Yeah, your argument is not making sense to me. First, it seemed like you are saying liberals use their power to keep others out, a causation argument. But when presented with an example where they don't have power and the same rental increases are happening your argument shifts to claiming that their mere presence of them is what is causing the issue, which is a correlation argument.

Rising housing cost is not a unique liberal city thing. You are mistaking correlation for causation. It is not the liberalness of cities that is causing these issues. It is the bad housing policy that is present all over the US. If you want to say liberal cities are guilty of it, I would 100% agree with you, but I think it is important people not think of it as some sort of unique problem of liberal ran and leaning cities.

A lot of large cities are blue because that is where most of the minorities, mainly black people, live (welp historically segregated to live). Then young college-educated white people tend to move into cities. Cities are desirable places to live to have access to job markets (and other factors like multifamily housing being found more in cities), so people move there and more people live there. I don't think these groups and uniquely more NIMBY than other groups. Cities that are more densely populated and sooner run out of land to build housing because of zoning. The characteristic of a city, aside from the political views of who lives there, is what is making them become unaffordable quicker.

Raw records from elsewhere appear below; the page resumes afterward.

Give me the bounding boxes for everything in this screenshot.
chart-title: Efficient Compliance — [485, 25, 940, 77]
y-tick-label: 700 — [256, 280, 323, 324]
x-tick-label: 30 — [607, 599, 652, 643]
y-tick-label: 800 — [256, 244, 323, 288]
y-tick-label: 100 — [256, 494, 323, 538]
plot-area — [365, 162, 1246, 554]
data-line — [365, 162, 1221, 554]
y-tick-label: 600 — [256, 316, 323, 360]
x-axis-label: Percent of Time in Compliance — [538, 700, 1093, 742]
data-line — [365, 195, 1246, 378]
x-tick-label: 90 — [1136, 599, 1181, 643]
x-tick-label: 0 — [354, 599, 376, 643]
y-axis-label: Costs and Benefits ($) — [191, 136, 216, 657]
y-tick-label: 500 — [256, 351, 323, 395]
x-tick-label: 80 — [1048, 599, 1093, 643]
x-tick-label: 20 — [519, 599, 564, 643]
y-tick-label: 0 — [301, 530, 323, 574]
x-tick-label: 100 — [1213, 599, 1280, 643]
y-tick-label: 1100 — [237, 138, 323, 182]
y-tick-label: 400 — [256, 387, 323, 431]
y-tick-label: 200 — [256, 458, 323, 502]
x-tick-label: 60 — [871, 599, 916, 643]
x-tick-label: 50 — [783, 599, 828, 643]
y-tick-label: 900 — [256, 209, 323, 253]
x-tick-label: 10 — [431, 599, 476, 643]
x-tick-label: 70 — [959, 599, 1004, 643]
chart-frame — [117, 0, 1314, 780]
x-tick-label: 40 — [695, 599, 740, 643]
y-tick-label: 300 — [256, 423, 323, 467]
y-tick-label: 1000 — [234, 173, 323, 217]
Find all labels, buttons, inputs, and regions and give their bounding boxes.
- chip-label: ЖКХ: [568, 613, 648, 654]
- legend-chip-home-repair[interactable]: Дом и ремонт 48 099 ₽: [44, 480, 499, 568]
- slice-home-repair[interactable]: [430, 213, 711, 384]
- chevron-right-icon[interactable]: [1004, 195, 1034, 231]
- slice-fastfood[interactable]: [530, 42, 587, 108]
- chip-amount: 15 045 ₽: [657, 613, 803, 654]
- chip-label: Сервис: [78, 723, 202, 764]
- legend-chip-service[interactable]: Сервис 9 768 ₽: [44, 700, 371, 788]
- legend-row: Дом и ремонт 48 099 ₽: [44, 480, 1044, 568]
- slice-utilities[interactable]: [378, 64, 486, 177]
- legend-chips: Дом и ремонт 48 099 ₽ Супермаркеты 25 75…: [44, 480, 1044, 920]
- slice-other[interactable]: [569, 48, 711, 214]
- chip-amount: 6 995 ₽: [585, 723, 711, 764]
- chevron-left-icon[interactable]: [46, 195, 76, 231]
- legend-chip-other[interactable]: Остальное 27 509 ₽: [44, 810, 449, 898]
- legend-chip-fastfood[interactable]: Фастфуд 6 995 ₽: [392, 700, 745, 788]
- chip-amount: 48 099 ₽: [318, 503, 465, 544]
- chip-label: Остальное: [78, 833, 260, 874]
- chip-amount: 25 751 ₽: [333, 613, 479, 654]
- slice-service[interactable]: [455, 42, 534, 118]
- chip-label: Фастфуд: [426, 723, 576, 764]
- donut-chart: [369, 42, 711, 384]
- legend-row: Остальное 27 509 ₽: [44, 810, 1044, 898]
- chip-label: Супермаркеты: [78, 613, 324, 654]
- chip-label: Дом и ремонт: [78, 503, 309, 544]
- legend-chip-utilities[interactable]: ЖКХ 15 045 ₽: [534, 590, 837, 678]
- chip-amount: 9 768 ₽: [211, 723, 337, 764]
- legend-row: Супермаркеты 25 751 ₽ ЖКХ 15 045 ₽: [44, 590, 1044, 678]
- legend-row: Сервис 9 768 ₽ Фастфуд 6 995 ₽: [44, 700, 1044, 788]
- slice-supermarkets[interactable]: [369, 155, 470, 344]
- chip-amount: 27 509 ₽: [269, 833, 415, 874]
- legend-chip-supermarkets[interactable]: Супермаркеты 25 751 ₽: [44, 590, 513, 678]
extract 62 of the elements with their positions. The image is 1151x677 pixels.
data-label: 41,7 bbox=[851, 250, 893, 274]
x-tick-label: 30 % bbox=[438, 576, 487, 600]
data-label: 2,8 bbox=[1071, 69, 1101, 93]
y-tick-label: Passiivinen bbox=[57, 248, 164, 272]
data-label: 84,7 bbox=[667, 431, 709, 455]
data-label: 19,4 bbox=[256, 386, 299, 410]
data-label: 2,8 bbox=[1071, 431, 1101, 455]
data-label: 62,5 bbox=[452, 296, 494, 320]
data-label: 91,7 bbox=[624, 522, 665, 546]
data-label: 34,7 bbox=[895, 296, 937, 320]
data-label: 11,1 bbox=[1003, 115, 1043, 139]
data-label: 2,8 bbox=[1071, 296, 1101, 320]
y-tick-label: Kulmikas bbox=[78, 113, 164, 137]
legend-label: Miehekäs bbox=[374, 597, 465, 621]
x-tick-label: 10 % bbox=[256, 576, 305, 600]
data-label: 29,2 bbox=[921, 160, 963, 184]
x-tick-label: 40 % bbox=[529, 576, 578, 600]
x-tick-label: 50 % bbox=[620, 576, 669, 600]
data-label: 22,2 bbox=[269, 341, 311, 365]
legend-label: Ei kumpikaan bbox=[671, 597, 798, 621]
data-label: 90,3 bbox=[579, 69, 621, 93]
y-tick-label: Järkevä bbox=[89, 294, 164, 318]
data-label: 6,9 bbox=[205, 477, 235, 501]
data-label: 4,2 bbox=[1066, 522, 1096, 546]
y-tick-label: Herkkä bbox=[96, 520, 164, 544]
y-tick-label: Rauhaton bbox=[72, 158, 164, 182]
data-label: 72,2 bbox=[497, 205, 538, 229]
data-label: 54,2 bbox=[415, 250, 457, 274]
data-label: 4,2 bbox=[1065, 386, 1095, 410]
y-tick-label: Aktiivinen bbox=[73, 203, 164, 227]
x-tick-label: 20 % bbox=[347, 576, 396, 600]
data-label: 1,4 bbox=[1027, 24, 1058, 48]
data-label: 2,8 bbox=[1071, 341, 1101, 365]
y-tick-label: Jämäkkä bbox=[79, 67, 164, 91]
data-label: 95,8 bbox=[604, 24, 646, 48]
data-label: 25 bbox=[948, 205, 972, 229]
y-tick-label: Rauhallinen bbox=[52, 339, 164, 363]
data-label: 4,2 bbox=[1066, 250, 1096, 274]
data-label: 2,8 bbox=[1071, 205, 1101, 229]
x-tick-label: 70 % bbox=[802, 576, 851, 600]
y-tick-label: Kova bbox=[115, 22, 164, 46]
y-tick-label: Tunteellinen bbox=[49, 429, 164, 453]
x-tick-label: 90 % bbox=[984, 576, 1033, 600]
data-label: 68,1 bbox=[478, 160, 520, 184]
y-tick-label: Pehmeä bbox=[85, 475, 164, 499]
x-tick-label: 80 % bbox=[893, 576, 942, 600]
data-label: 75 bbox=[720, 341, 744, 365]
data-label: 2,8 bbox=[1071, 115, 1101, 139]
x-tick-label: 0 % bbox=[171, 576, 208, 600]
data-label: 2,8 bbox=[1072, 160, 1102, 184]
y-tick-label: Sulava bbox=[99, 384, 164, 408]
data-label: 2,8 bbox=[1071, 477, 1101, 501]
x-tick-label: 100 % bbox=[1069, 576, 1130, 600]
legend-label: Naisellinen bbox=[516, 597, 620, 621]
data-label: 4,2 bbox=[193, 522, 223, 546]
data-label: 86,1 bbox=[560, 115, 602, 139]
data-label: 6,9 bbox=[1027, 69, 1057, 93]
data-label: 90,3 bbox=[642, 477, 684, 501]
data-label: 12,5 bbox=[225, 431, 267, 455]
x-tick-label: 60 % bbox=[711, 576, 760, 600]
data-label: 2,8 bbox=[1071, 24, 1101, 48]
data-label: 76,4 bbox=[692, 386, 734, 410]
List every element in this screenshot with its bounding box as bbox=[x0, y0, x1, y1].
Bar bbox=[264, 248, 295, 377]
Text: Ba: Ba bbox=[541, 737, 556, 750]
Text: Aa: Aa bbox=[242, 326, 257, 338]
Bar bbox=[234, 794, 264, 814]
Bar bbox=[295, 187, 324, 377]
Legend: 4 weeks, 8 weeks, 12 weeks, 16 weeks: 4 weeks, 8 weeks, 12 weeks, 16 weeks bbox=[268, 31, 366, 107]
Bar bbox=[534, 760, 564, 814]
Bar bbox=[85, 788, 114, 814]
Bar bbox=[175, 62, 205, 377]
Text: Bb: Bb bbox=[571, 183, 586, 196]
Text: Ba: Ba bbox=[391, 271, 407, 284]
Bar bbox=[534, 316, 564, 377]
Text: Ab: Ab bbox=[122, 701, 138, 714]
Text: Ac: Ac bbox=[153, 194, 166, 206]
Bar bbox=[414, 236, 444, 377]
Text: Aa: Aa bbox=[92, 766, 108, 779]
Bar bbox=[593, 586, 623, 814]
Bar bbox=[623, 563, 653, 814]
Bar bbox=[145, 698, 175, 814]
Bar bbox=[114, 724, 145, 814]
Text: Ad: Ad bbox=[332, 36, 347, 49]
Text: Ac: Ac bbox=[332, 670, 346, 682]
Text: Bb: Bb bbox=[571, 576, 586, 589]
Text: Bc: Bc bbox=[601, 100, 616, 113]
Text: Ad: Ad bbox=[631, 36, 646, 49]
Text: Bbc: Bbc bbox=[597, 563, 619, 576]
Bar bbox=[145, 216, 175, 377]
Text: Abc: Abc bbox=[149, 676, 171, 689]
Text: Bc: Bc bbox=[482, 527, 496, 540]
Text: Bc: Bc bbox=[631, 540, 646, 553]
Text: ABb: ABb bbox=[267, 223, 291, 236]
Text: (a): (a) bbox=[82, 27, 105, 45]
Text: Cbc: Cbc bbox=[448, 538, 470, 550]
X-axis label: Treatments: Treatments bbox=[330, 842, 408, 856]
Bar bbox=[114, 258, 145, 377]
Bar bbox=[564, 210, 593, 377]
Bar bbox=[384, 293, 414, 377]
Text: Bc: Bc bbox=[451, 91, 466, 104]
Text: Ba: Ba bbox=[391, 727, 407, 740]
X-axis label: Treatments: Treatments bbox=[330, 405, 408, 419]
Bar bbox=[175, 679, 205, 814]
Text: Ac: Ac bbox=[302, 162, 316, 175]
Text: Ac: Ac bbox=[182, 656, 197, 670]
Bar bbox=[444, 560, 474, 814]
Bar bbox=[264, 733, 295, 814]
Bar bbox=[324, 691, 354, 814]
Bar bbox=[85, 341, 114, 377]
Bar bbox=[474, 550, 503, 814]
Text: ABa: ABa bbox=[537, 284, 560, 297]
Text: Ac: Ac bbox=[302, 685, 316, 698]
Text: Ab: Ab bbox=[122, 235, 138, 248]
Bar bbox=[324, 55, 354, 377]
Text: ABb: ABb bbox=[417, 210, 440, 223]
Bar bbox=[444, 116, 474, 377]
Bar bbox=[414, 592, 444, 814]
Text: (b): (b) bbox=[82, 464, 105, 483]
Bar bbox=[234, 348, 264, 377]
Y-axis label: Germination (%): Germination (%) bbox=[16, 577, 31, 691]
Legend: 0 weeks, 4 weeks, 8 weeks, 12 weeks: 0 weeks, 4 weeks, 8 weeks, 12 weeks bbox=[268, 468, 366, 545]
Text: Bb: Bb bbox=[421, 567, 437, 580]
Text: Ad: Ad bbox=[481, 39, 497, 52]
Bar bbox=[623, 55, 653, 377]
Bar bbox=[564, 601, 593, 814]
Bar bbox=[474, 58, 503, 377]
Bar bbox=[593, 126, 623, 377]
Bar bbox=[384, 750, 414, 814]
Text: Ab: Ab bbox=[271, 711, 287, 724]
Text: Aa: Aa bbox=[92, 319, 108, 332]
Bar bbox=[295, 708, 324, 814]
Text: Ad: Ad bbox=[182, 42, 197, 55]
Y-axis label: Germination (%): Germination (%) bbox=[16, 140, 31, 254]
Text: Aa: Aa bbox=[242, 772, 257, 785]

On a macro level, it is about bad housing policy, about bad urban economics, not politics. This is a problem found in every area across the states. The reason some places have not reached crisis points yet is that they are either now desirable to live in so there is less demand for housing, or there is still available land to build. Not because of better housing policy

But again, this is an economic issue, that is not unique to one group.

The main criticism of the liberal left is that there does exist a pro-affordable housing coalition on the left, with solutions to these problems, but they are mostly getting ignored. The right has no such pro-housing group they pretty much killed theirs.